The cost of newer antidepressant medications is a source of concern. When physicians decide to initiate antidepressant drug therapy, they must choose an initial medication based on clinical efficacy, tolerability and cost. Available data do not resolve the question of whether the advantages of newer antidepressant medications outweigh their higher purchase prices. Results of traditional clinical trials have consistently demonstrated no difference in efficacy between newer and older anti-depressants. However, observational studies suggest that the use of newer antidepressants leads to greater adherence and more appropriate dosing. Potentially, if the use of new anti-depressant drugs leads to more effective treatment, the higher purchase prices of the newer drugs may be justified.
Simon and associates compared long-term clinical, quality-of-life and economic outcomes after initial prescriptions of fluoxetine, imipramine or desipramine for treatment of depression. Patients who were enrolled in the study were from primary care clinics of a large staff-model health maintenance organization and were beginning antidepressant therapy for depression. Patients were randomly assigned to begin treatment with desipramine, fluoxetine or imipramine. Baseline assessment conducted before randomization included a structured clinical interview for psychiatric diagnoses based on Diagnostic and Statistical Manual of Mental Disorders (DSM-III-R) criteria, a Hamilton Depression Rating Scale, a self-rated measurement of anxiety and depression from the Hopkins Symptom Checklist, a self-reported measurement of health-related quality of life and questions concerning use of out-of-plan medical and mental health services.
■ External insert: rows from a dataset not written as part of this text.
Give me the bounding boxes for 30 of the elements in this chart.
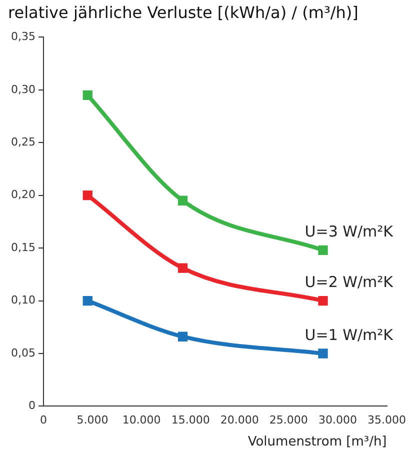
x-axis-title: Volumenstrom [m³/h] [248,434,387,450]
y-tick-label: 0 [28,399,36,412]
y-tick-label: 0,05 [10,346,36,360]
y-tick-label: 0,15 [10,240,36,254]
x-tick-label: 10.000 [122,414,161,427]
y-tick-label: 0,20 [10,188,36,202]
point [82,190,92,200]
x-tick-label: 0 [40,414,47,427]
x-tick-label: 35.000 [368,414,406,427]
chart-title: relative jährliche Verluste [(kWh/a) / (m³/h)] [8,2,358,22]
point [318,348,328,358]
x-tick-label: 20.000 [220,414,259,427]
point [178,196,188,206]
y-tick-label: 0,35 [10,30,36,44]
x-tick-label: 25.000 [269,414,308,427]
series-label: U=3 W/m²K [304,222,394,241]
x-tick-label: 5.000 [76,414,108,427]
point [178,332,188,342]
point [178,263,188,273]
point [82,296,92,306]
y-tick-label: 0,25 [10,135,36,148]
y-tick-label: 0,10 [10,294,36,307]
point [318,245,328,255]
series-label: U=2 W/m²K [304,273,394,292]
series-label: U=1 W/m²K [304,326,394,344]
x-tick-label: 30.000 [318,414,357,427]
y-tick-label: 0,30 [10,82,36,96]
x-tick-label: 15.000 [171,414,210,427]
point [318,296,328,306]
point [82,90,92,100]
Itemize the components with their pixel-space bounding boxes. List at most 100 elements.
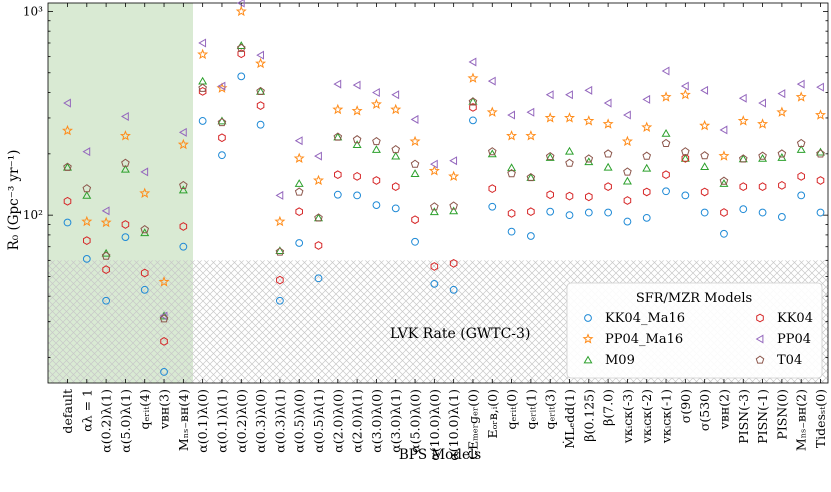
- data-point-m09: [120, 164, 130, 173]
- data-point-kk04: [739, 182, 748, 192]
- data-point-m09: [217, 116, 227, 125]
- data-point-t04: [526, 173, 536, 182]
- x-tick-label: α(2.0)λ(1): [350, 389, 365, 453]
- x-tick-label: PISN(-1): [755, 389, 770, 444]
- data-point-kk04-ma16: [391, 204, 400, 213]
- x-tick-label: vʙʜ(3): [157, 389, 172, 430]
- legend-marker: [756, 313, 764, 323]
- data-point-pp04: [275, 190, 284, 200]
- x-tick-label: α(0.2)λ(0): [234, 389, 249, 453]
- data-point-kk04-ma16: [121, 233, 130, 242]
- data-point-kk04-ma16: [372, 201, 381, 210]
- data-point-kk04: [430, 262, 439, 271]
- data-point-kk04-ma16: [295, 239, 304, 247]
- data-point-pp04: [236, 0, 245, 8]
- data-point-kk04-ma16: [449, 285, 458, 294]
- data-point-t04: [101, 251, 111, 260]
- data-point-pp04: [680, 81, 689, 91]
- x-tick-label: PISN(0): [774, 389, 789, 440]
- data-point-pp04: [159, 311, 168, 321]
- x-tick-label: α(0.5)λ(1): [311, 389, 326, 453]
- x-axis-label: BPS Models: [399, 447, 481, 463]
- data-point-kk04-ma16: [411, 237, 419, 246]
- y-tick-label: 10³: [23, 4, 43, 18]
- data-point-m09: [391, 151, 401, 160]
- data-point-pp04: [719, 125, 728, 135]
- data-point-m09: [622, 176, 632, 185]
- data-point-pp04: [603, 98, 612, 108]
- data-point-t04: [603, 149, 613, 158]
- data-point-t04: [314, 213, 323, 222]
- data-point-t04: [681, 147, 690, 156]
- data-point-kk04: [488, 184, 497, 193]
- y-axis-label: R₀ (Gpc⁻³ yr⁻¹): [6, 150, 22, 251]
- x-tick-label: default: [60, 389, 75, 434]
- data-point-pp04-ma16: [718, 150, 730, 161]
- data-point-kk04: [778, 181, 786, 190]
- data-point-pp04-ma16: [737, 115, 749, 126]
- x-tick-label: Tidesₛₜ(0): [813, 389, 828, 448]
- data-point-pp04-ma16: [679, 88, 691, 100]
- data-point-m09: [82, 191, 92, 199]
- data-point-pp04-ma16: [274, 215, 286, 227]
- legend-marker: [755, 355, 765, 364]
- data-point-t04: [82, 184, 92, 193]
- data-point-t04: [487, 147, 497, 156]
- legend-label: KK04: [777, 311, 813, 326]
- data-point-t04: [294, 187, 304, 196]
- data-point-kk04-ma16: [160, 368, 168, 376]
- data-point-t04: [430, 202, 439, 211]
- data-point-m09: [680, 153, 690, 162]
- data-point-pp04: [700, 85, 709, 95]
- data-point-t04: [179, 180, 188, 190]
- data-point-pp04: [198, 38, 207, 48]
- data-point-m09: [661, 128, 671, 137]
- data-point-pp04: [372, 87, 380, 98]
- data-point-kk04-ma16: [739, 205, 748, 214]
- data-point-kk04: [449, 258, 458, 268]
- data-point-m09: [429, 207, 439, 216]
- data-point-pp04-ma16: [506, 130, 518, 141]
- x-tick-label: αλ = 1: [79, 389, 94, 432]
- data-point-pp04: [661, 66, 670, 76]
- data-point-kk04-ma16: [797, 191, 806, 200]
- data-point-m09: [371, 145, 381, 153]
- legend-marker: [755, 334, 764, 344]
- data-point-t04: [63, 162, 72, 171]
- data-point-pp04-ma16: [139, 187, 151, 198]
- data-point-t04: [719, 176, 729, 185]
- data-point-pp04-ma16: [776, 106, 788, 117]
- x-tick-label: qₑᵣᵢₜ(1): [523, 389, 538, 430]
- data-point-pp04: [623, 110, 631, 120]
- data-point-pp04-ma16: [699, 119, 711, 131]
- data-point-t04: [507, 169, 516, 178]
- data-point-kk04-ma16: [140, 285, 149, 294]
- data-point-kk04-ma16: [526, 232, 535, 240]
- x-tick-label: σ(530): [697, 389, 712, 431]
- x-tick-label: α(0.1)λ(1): [214, 389, 229, 453]
- data-point-kk04: [83, 236, 91, 245]
- data-point-pp04: [352, 80, 361, 90]
- data-point-pp04-ma16: [293, 152, 305, 164]
- x-tick-label: qₑᵣᵢₜ(4): [137, 389, 152, 430]
- data-point-kk04-ma16: [314, 274, 323, 283]
- data-point-kk04: [604, 182, 612, 192]
- data-point-t04: [140, 225, 150, 234]
- legend-marker: [584, 314, 592, 322]
- data-point-pp04-ma16: [62, 124, 73, 136]
- data-point-kk04: [681, 153, 690, 163]
- data-point-t04: [256, 86, 265, 96]
- data-point-m09: [236, 41, 246, 49]
- data-point-kk04-ma16: [237, 72, 246, 81]
- data-point-pp04-ma16: [351, 105, 363, 116]
- data-point-kk04-ma16: [642, 213, 651, 222]
- data-point-kk04: [334, 170, 342, 180]
- data-point-pp04-ma16: [197, 48, 209, 60]
- data-point-pp04: [101, 206, 110, 216]
- data-point-m09: [178, 185, 188, 194]
- data-point-kk04: [623, 196, 632, 205]
- data-point-kk04: [256, 101, 265, 110]
- x-tick-label: α(0.5)λ(0): [292, 389, 307, 453]
- data-point-kk04: [372, 176, 381, 185]
- data-point-pp04-ma16: [390, 103, 402, 115]
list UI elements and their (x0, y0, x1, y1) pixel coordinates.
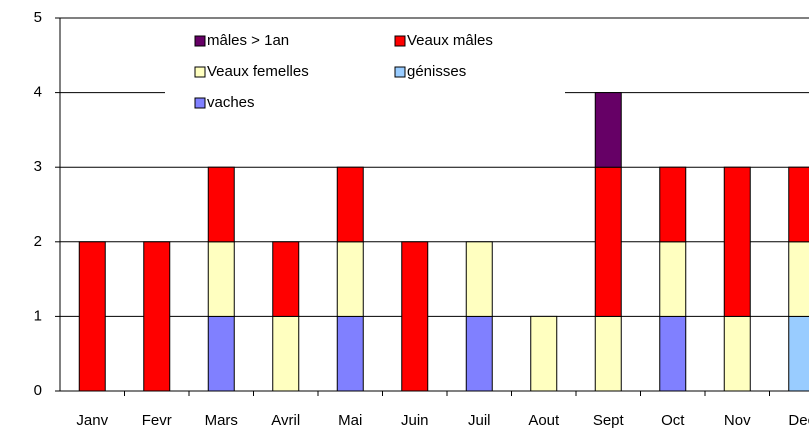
x-tick-label: Oct (661, 412, 685, 429)
legend-label: vaches (207, 94, 255, 111)
bar-segment (723, 166, 751, 317)
bar-segment (723, 315, 751, 392)
x-tick-label: Avril (271, 412, 300, 429)
x-tick-label: Mars (205, 412, 238, 429)
legend-box (165, 26, 565, 120)
bar-segment (336, 315, 364, 392)
bar-segment (594, 92, 622, 168)
legend-label: génisses (407, 63, 466, 80)
legend-swatch (394, 66, 406, 78)
bar-segment (594, 315, 622, 392)
bar-segment (336, 166, 364, 243)
bar-segment (401, 241, 429, 392)
legend-swatch (194, 66, 206, 78)
bar-segment (272, 315, 300, 392)
x-tick-label: Mai (338, 412, 362, 429)
bar-segment (207, 315, 235, 392)
legend-label: Veaux mâles (407, 32, 493, 49)
y-tick-label: 1 (34, 307, 42, 324)
legend-swatch (194, 35, 206, 47)
legend-label: mâles > 1an (207, 32, 289, 49)
x-tick-label: Fevr (142, 412, 172, 429)
x-tick-label: Juil (468, 412, 491, 429)
bar-segment (78, 241, 106, 392)
x-tick-label: Dec (788, 412, 809, 429)
x-tick-label: Juin (401, 412, 429, 429)
bar-segment (272, 241, 300, 317)
bar-segment (207, 166, 235, 243)
legend-swatch (194, 97, 206, 109)
x-tick-label: Aout (528, 412, 560, 429)
bar-segment (594, 166, 622, 317)
bar-segment (336, 241, 364, 317)
bar-segment (530, 315, 558, 392)
bar-segment (659, 241, 687, 317)
bar-segment (788, 166, 809, 243)
legend-swatch (394, 35, 406, 47)
y-tick-label: 2 (34, 233, 42, 250)
y-tick-label: 5 (34, 9, 42, 26)
bar-segment (143, 241, 171, 392)
bar-segment (465, 241, 493, 317)
bar-segment (465, 315, 493, 392)
legend-label: Veaux femelles (207, 63, 309, 80)
bar-segment (207, 241, 235, 317)
y-tick-label: 3 (34, 158, 42, 175)
x-tick-label: Janv (76, 412, 108, 429)
bar-segment (788, 241, 809, 317)
bar-segment (659, 166, 687, 243)
x-tick-label: Sept (593, 412, 625, 429)
x-tick-label: Nov (724, 412, 751, 429)
bar-segment (788, 315, 809, 392)
y-tick-label: 0 (34, 382, 42, 399)
bar-segment (659, 315, 687, 392)
y-tick-label: 4 (34, 84, 42, 101)
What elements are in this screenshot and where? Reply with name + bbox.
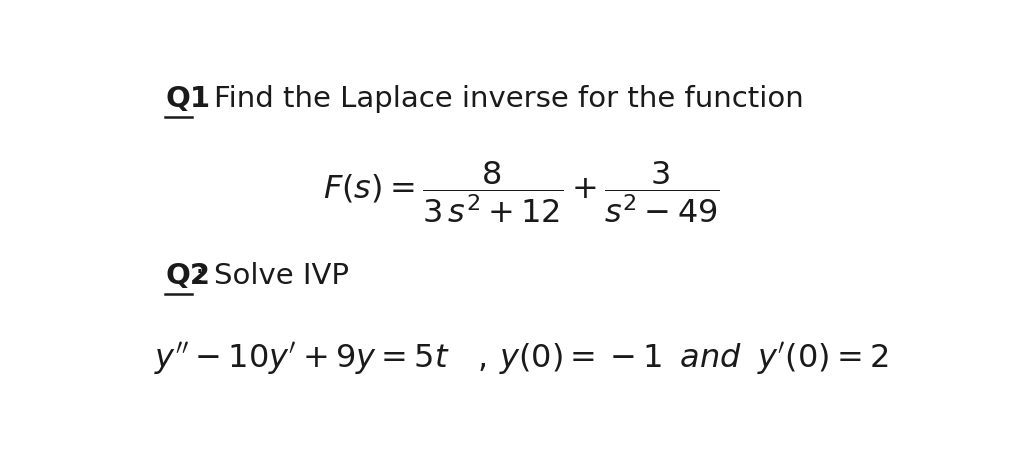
Text: $y'' - 10y' + 9y = 5t \quad ,\, y(0) = -1 \;\; and \;\; y'(0) = 2$: $y'' - 10y' + 9y = 5t \quad ,\, y(0) = -… [155,341,889,377]
Text: : Find the Laplace inverse for the function: : Find the Laplace inverse for the funct… [195,85,804,113]
Text: Q1: Q1 [165,85,211,113]
Text: $F(s) = \dfrac{8}{3\,s^2 + 12} + \dfrac{3}{s^2 - 49}$: $F(s) = \dfrac{8}{3\,s^2 + 12} + \dfrac{… [324,160,720,225]
Text: Q2: Q2 [165,262,210,290]
Text: : Solve IVP: : Solve IVP [195,262,349,290]
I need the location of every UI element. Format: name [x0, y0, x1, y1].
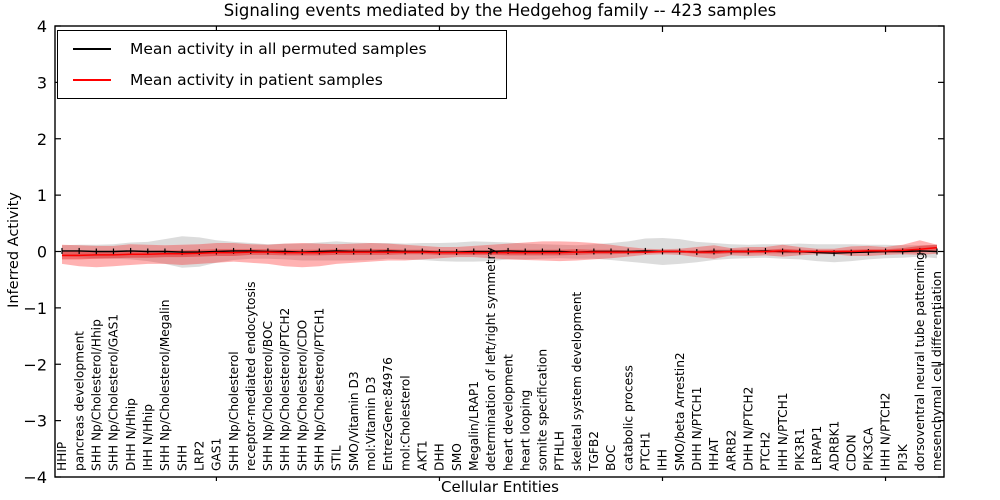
x-category-label: SMO: [450, 443, 464, 471]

Each measurement was repeated after randomization at months 1, 3, 6, 9, 12, 18 and 24.
Of the 536 patients enrolled in the study, the median age was 41 years, and 72 percent of participants were women. At the baseline interview, 358 patients (66.8 percent) met DSM-III-R criteria for current major depression, 36 (6.7 percent) met criteria for dysthymic disorder and 142 (26.5 percent) met criteria for minor depression without dysthymia.
Over time, a decrease in the use of antide-pressant medication occurred. Patients beginning treatment with fluoxetine were more likely to continue taking the initial antidepressant, and the likelihood of continuing use of any antidepressant medication decreased. In comparing the three antidepressants, no significant difference in any measure of depression severity or quality-of-life outcomes was evident. For the 24 months of follow-up, antidepressant drug costs were $250 higher in the fluoxetine group, and total medical costs were essentially identical in the three randomization groups.
The authors conclude that administrative restriction on first-line use of fluoxetine will not reduce overall cost of care. Restricting flu-oxetine to second-line treatment can lead to moderate savings in antidepressant drug prescription costs but not to overall savings.